Matthews, William

United States, (1942-1997)

Sooey Generous

  1. Saint Anthony, patron of sausage makers,
  2. guide my pen and unkink my tongue. Of swine
  3. I sing, and of those who tend and slaughter them,
  4. of slops and wallows and fodder, of piglets
  5. doddering on their stilty legs, and sows
  6. splayed to offer burgeoned teat to sucklers,
  7. and the four to five tons of manure
  8. a pig (that ambling buffet) reinvests
  9. in the soil each year; of truffle dowsers
  10. and crunchers of chestnuts and acorns I sing.
  11.  
  12. In medieval Naples, each household
  13. kept a pig on a twenty-four-foot tether,
  14. rope enough that the hooved Hoover could
  15. scour the domain, whereas in Rome
  16. pigs foraged the streets haunted today by
  17. rat-thin cats, tendons with fur. In Paris
  18. in those years the langueyers, the “tonguers,”
  19. or meat inspectors, lifted a pig’s tongue
  20. to look for white ulcers, since the comely
  21. pig in spoiled condition could poison
  22.  
  23. a family. Indeed the Buddha died
  24. from eating spoiled pork, vegetarians
  25. I know like to insist, raising the stakes
  26. from wrong to fatal, gleefully. Perhaps
  27. you’ve read the bumper sticker too: A Heart
  28. Attack Is God’s Revenge for Eating His
  29. Little Friends. Two major religions
  30. prohibit eating pork. Both creeds were forged
  31. in deserts, and the site-specific pig,
  32. who detests dry mud, has never mixed well
  33.  
  34. with nomads or vice versa. Since a pig
  35. eats everything, just as the cuisines that
  36. sanctify the pig discard no fragment
  37. of it, it makes sense to eat it whole hog
  38. or shun it altogether, since to eat
  39. or not to eat is sacral, if there’s a choice
  40. in the matter. To fast is not to starve.
  41. The thirteen ravenous, sea-queasy pigs
  42. Hernando de Soto loosed near Tampa
  43. in 1542 ate whatever
  44.  
  45. they liked. How glad they must have been to hoove
  46. some soil after skidding in the slick hold
  47. week after dark week: a pig without sun
  48. on its sullied back grows skittish and glum.
  49. Pigs and pioneers would build America.
  50. Cincinnati was called Porkopolis
  51. in the 1830s; the hogs arrived,
  52. as the hunger for them had, by river,
  53. from which a short forced march led to slaughter.
  54. A new country travels on its belly,
  55.  
  56. and manufacture starts in the barnyard:
  57. hide for leather and stomach for pepsin.
  58. In France, a farm family calls its pig
  59. “Monsieur.” According to a CIA
  60. tally early in 1978,
  61. the Chinese kept 280 million
  62. of the world’s 400 million pigs;
  63. perhaps all of them were called “The Chairman.”
  64. Emmaeus, swineherd to Odysseus,
  65. guarded 600 sows and their litters
  66.  
  67. (the males slept outside), and no doubt each sow
  68. and piglet had its own name in that rich
  69. matriarchal mire. And I like to think
  70. that in that mild hospice future pork roasts
  71. fattened toward oblivion with all
  72. the love and dignity that husbandry
  73. has given up to be an industry,
  74. and that the meat of Emmaeus’s coddled
  75. porkers tasted a little sweeter for
  76. the graces of affection and a name.

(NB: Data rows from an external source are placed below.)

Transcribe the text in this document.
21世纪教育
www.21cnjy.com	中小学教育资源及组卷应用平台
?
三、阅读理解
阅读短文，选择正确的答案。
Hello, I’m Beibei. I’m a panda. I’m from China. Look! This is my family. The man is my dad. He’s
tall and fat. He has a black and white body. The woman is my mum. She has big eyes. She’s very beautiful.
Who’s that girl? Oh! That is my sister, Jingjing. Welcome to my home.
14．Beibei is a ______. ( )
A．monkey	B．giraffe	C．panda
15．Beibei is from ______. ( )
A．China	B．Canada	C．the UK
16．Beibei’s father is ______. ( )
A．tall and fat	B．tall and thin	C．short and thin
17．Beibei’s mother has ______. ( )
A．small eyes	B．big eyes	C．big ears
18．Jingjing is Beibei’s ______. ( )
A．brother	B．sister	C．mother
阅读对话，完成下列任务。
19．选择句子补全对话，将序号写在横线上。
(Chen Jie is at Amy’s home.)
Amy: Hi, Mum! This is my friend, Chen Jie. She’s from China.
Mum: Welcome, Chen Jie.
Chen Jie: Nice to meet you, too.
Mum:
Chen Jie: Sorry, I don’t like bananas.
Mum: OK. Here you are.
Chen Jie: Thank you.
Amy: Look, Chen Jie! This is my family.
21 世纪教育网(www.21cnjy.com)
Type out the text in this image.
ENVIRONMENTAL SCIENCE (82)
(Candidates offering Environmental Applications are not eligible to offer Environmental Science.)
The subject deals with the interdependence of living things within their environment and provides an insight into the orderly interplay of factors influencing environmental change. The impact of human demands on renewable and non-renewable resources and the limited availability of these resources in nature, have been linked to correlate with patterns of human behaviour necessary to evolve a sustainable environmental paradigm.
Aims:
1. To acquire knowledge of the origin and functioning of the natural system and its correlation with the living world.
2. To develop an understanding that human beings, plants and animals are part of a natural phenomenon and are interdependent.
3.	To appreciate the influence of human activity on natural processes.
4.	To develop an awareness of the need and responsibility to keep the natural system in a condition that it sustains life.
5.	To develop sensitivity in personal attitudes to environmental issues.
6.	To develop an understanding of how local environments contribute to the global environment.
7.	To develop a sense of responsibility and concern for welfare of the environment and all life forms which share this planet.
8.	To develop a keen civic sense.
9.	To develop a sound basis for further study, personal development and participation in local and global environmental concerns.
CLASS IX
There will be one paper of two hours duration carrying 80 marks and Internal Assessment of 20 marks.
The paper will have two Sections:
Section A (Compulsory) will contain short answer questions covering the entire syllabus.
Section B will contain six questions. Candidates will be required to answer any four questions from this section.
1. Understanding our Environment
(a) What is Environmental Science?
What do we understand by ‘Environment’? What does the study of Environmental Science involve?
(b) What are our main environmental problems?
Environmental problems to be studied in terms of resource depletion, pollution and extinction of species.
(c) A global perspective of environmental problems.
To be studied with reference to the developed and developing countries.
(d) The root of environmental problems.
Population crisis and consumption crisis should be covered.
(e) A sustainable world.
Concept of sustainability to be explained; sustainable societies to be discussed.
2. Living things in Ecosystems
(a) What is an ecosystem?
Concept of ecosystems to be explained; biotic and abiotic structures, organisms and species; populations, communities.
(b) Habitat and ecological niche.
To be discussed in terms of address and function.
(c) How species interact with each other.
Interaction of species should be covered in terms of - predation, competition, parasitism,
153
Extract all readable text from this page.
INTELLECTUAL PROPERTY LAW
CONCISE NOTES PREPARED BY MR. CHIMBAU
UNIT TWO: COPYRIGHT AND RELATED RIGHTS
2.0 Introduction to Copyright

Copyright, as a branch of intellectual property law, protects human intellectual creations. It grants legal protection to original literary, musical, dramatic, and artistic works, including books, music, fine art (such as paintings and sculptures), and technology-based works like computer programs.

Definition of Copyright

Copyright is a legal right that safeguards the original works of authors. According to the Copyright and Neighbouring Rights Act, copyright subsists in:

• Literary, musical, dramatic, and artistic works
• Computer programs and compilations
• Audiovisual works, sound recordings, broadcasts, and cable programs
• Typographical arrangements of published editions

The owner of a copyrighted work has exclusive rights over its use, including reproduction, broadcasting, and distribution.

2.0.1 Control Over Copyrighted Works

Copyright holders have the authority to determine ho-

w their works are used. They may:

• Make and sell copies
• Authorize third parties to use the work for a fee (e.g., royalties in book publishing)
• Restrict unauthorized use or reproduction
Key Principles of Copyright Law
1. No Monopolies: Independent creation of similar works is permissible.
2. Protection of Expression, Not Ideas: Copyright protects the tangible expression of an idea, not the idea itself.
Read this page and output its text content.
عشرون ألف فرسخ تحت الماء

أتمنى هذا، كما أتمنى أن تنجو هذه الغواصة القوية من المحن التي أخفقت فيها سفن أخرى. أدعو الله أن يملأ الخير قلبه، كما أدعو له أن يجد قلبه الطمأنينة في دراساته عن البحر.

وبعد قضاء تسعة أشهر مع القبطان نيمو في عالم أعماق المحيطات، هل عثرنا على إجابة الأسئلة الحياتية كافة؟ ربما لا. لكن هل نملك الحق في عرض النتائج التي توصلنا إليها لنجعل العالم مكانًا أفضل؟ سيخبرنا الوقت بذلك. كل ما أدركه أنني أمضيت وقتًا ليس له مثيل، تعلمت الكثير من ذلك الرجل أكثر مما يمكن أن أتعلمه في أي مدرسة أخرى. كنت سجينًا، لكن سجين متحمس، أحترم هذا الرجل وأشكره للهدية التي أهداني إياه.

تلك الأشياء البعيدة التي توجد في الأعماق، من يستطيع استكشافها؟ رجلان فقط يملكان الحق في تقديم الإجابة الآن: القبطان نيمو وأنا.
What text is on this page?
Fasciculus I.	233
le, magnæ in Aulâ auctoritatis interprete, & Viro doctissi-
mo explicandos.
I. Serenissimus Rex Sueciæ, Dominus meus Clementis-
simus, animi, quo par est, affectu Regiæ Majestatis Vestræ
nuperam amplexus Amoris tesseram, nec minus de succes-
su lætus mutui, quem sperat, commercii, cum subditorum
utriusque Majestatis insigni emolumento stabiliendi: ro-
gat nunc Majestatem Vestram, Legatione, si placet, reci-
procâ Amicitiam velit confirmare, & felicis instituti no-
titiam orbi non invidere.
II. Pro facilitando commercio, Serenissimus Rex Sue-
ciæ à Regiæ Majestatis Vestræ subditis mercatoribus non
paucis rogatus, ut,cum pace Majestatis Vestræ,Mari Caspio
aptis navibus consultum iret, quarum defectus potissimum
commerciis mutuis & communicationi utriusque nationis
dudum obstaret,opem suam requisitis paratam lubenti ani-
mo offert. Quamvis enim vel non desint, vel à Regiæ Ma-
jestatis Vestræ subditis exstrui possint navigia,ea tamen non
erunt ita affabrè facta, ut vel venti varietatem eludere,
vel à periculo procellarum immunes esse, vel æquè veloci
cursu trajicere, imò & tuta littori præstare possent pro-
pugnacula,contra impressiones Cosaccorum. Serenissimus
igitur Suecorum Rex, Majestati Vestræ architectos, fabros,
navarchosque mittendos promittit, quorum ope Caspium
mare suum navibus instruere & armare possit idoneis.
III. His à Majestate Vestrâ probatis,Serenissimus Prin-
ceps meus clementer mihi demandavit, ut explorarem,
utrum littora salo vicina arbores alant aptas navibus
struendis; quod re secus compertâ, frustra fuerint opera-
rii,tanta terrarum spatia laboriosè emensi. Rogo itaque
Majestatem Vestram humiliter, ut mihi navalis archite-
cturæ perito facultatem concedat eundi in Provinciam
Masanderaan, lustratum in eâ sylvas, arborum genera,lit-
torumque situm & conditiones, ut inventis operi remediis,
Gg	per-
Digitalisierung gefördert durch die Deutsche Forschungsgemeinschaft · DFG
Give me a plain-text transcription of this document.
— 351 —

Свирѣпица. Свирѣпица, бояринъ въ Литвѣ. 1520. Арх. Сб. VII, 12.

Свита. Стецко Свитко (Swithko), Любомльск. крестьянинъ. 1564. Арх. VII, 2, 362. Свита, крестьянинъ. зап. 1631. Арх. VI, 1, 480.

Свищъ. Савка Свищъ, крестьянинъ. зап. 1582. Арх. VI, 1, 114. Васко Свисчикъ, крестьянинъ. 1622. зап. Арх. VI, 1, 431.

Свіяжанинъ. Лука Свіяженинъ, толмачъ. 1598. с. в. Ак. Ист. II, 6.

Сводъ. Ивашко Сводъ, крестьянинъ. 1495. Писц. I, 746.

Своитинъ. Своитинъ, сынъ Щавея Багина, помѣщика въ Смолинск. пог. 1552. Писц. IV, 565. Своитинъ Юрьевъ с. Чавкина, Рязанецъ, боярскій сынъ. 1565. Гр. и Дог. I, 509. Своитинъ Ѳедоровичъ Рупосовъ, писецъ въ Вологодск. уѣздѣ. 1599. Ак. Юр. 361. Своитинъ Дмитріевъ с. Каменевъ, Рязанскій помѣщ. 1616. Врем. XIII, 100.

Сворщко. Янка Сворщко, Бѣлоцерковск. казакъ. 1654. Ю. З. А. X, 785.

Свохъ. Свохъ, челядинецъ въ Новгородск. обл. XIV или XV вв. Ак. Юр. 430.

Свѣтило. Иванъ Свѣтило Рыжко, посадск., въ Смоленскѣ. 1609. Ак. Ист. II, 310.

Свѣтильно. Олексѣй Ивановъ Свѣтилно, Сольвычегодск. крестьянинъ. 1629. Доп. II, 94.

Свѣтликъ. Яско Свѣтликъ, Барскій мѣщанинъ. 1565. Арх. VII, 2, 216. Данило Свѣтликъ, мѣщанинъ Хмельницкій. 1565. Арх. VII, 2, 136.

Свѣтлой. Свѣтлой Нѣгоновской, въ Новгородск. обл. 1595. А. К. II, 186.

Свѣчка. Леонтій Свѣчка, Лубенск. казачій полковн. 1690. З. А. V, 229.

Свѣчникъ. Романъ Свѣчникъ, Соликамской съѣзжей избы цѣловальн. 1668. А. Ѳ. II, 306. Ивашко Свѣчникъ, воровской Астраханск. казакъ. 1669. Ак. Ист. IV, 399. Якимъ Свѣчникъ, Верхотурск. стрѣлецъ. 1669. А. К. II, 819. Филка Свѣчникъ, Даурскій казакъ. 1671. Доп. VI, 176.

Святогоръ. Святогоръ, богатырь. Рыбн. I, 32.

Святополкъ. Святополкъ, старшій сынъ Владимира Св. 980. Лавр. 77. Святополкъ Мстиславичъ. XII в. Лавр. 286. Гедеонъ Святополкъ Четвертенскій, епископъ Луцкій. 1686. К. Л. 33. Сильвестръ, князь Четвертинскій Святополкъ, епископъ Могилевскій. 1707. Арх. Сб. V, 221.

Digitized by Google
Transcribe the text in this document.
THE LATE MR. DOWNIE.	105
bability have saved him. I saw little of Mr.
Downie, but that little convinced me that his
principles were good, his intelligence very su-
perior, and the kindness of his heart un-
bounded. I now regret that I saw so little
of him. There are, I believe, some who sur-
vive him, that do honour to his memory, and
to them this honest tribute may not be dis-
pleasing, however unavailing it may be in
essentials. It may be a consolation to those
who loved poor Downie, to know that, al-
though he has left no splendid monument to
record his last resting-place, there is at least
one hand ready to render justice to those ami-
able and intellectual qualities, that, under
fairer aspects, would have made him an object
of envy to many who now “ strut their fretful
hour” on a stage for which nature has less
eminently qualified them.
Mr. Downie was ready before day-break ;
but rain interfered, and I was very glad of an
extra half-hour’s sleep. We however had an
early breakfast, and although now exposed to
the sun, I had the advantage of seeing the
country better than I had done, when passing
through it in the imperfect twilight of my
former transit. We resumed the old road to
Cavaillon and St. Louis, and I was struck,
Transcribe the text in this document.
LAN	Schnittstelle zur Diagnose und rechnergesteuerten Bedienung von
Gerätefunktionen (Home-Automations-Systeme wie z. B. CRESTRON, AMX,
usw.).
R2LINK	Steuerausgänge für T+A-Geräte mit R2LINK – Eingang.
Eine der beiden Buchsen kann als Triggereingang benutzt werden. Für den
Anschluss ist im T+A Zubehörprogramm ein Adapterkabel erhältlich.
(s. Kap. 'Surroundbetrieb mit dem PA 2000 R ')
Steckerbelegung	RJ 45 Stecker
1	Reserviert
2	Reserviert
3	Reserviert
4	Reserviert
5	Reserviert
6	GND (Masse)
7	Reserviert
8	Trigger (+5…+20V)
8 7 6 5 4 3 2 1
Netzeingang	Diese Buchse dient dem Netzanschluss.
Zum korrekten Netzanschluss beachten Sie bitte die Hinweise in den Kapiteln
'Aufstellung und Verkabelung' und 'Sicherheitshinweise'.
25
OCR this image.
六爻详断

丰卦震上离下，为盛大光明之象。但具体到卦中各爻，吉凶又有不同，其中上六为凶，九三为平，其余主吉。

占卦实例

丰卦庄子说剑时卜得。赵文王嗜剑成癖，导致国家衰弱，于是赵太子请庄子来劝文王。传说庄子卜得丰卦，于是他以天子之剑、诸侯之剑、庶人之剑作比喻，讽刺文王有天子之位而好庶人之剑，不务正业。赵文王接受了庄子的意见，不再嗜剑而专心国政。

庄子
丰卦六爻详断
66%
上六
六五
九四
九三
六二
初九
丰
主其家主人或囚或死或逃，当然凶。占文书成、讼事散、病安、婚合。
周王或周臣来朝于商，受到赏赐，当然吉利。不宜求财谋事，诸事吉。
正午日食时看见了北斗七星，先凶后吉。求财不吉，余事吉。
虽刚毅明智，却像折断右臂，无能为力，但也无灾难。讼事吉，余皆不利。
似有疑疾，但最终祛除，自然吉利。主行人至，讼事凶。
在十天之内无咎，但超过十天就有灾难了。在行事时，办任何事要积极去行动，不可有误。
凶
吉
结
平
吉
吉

© the estate of William Matthews. After All: Last Poems. Boston: Houghton Mifflin, 1998. Also published in Quarterly West, a literary magazine based at the University of Utah in Salt Lake City.

Truffle Pigs

  1. None of these men, who all run truffle pigs,
  2. compares a truffle to itself. “Fossil
  3. testicles,” says one. And another: “No.
  4. Inky, tiny brains, smart only about
  5. money.” They like to say, “You get yourself
  6.  
  7. a pig like this, you’ve got a live pension.”
  8. The dowsing sows sweep their flat snouts across
  9. the scat and leaf rot, scurf and duff, the slow
  10. fires of decay. They know what to ignore;
  11. these pigs are innocent of metaphor.
  12.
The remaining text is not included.